Examples of “social innovation” that HDS talks include a clinical repository foundation for connected health, a data visualization suite for intelligent surveillance, the connected car, and real-time gathering of maintenance data from moving trains. HDS believes that the combination of its analytic capabilities (which are another part of its portfolio) and other IT technologies in combination with the deep expertise of its widespread business family and their control technologies will result in more social innovation outcomes. So HDS both gives to and receives from the relationship with its parents.

Mesabi Musings

Trying to understand any large multi-product IT vendor and how it will do in riding the transformational winds of IT change effectively is a difficult task, especially if we try to focus in on one thing alone. From a storage media perspective, HDS has a strong and broad portfolio. However, the company also understands that the focus has to be on data and thus has to be data-driven as the winds of change (cloud, big data, social media, and mobility) are really about what happens to the data. HDS has a good story here, especially around its HCP(?) solution.

But HDS has another story to tell about expanding its relationship with its parent Hitachi Ltd.
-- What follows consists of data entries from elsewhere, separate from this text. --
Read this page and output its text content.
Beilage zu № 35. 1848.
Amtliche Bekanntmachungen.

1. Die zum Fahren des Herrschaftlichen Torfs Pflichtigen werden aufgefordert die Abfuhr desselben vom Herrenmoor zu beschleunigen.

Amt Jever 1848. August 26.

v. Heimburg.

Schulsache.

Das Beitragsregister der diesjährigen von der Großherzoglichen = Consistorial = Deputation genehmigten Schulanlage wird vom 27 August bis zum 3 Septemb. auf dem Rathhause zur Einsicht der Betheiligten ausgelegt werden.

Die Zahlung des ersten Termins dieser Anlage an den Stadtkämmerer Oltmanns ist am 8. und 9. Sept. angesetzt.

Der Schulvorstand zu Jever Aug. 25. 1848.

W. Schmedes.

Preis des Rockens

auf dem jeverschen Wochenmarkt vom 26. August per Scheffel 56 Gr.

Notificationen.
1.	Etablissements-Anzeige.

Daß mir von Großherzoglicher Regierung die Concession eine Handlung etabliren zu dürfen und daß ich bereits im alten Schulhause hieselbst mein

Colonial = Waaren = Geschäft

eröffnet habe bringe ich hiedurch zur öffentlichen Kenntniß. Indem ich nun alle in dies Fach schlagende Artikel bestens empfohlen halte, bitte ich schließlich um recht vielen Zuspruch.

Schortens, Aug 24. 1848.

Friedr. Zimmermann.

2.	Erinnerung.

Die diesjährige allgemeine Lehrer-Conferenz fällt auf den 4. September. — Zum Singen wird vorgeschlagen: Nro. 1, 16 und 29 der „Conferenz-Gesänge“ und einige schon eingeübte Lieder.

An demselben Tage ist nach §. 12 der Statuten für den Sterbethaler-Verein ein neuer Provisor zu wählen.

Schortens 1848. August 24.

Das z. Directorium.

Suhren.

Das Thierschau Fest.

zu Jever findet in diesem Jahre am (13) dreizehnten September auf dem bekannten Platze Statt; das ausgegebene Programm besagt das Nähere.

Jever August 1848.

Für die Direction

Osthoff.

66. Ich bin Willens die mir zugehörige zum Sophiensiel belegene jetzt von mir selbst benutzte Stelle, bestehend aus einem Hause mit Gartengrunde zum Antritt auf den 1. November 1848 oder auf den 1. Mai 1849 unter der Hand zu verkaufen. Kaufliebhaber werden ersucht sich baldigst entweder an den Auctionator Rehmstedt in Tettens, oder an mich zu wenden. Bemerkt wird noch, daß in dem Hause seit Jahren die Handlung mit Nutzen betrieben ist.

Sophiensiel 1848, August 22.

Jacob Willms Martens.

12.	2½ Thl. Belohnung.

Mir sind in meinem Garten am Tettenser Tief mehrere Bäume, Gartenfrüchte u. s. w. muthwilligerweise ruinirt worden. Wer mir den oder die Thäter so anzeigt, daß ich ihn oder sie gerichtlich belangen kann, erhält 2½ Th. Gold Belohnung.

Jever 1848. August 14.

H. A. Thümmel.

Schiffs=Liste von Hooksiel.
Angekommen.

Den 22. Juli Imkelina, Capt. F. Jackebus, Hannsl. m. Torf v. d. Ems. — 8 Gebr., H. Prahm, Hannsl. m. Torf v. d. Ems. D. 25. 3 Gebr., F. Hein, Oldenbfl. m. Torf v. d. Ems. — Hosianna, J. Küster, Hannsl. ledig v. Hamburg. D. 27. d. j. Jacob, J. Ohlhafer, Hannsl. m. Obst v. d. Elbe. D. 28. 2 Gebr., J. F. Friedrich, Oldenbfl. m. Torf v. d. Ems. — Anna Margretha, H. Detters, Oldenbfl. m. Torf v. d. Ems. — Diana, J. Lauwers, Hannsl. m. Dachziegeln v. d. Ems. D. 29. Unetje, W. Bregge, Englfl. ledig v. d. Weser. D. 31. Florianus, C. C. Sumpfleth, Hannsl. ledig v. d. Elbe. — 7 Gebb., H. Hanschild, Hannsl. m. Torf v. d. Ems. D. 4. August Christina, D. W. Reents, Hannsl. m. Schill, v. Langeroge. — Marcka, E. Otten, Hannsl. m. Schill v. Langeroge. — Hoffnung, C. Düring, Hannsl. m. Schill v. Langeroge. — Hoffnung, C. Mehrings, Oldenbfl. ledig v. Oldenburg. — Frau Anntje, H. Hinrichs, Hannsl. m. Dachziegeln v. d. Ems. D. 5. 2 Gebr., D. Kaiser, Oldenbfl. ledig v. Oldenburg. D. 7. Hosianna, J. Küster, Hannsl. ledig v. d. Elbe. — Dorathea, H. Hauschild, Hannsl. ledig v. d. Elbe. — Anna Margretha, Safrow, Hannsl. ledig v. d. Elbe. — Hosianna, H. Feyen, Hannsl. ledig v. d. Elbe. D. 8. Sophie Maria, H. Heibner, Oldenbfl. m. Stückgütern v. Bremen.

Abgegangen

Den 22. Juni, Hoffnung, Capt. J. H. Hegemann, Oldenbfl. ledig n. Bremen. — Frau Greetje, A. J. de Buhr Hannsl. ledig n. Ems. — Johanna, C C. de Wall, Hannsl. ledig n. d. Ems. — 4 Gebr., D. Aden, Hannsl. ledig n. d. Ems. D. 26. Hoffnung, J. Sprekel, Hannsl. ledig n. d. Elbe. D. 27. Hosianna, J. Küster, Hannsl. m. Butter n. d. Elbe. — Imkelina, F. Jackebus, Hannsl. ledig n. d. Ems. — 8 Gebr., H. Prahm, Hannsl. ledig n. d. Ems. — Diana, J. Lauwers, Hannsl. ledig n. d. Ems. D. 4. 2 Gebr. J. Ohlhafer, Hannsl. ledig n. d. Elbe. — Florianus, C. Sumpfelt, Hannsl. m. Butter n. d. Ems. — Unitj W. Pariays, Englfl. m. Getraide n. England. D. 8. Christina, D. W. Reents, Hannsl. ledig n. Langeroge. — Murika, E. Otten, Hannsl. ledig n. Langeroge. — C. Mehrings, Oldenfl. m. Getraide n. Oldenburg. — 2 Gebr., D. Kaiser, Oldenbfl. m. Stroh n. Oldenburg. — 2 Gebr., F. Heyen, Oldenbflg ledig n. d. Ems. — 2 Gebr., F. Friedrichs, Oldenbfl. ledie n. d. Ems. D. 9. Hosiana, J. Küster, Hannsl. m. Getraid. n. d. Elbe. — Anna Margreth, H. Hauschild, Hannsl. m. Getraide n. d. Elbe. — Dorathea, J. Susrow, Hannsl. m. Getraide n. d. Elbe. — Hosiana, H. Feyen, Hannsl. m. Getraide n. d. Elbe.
HDS will give to the parent the knowledge and wisdom that it has acquired in becoming a global IT company in order that the parent can expand its global reach. On the other hand, HDS can gain from the Hitachi Ltd. initiative on social innovation and bring together the deep domain expertise in control technologies of selected parts of Hitachi Ltd. with HDS information technologies to develop synergistic solutions that offer customers the best of both companies.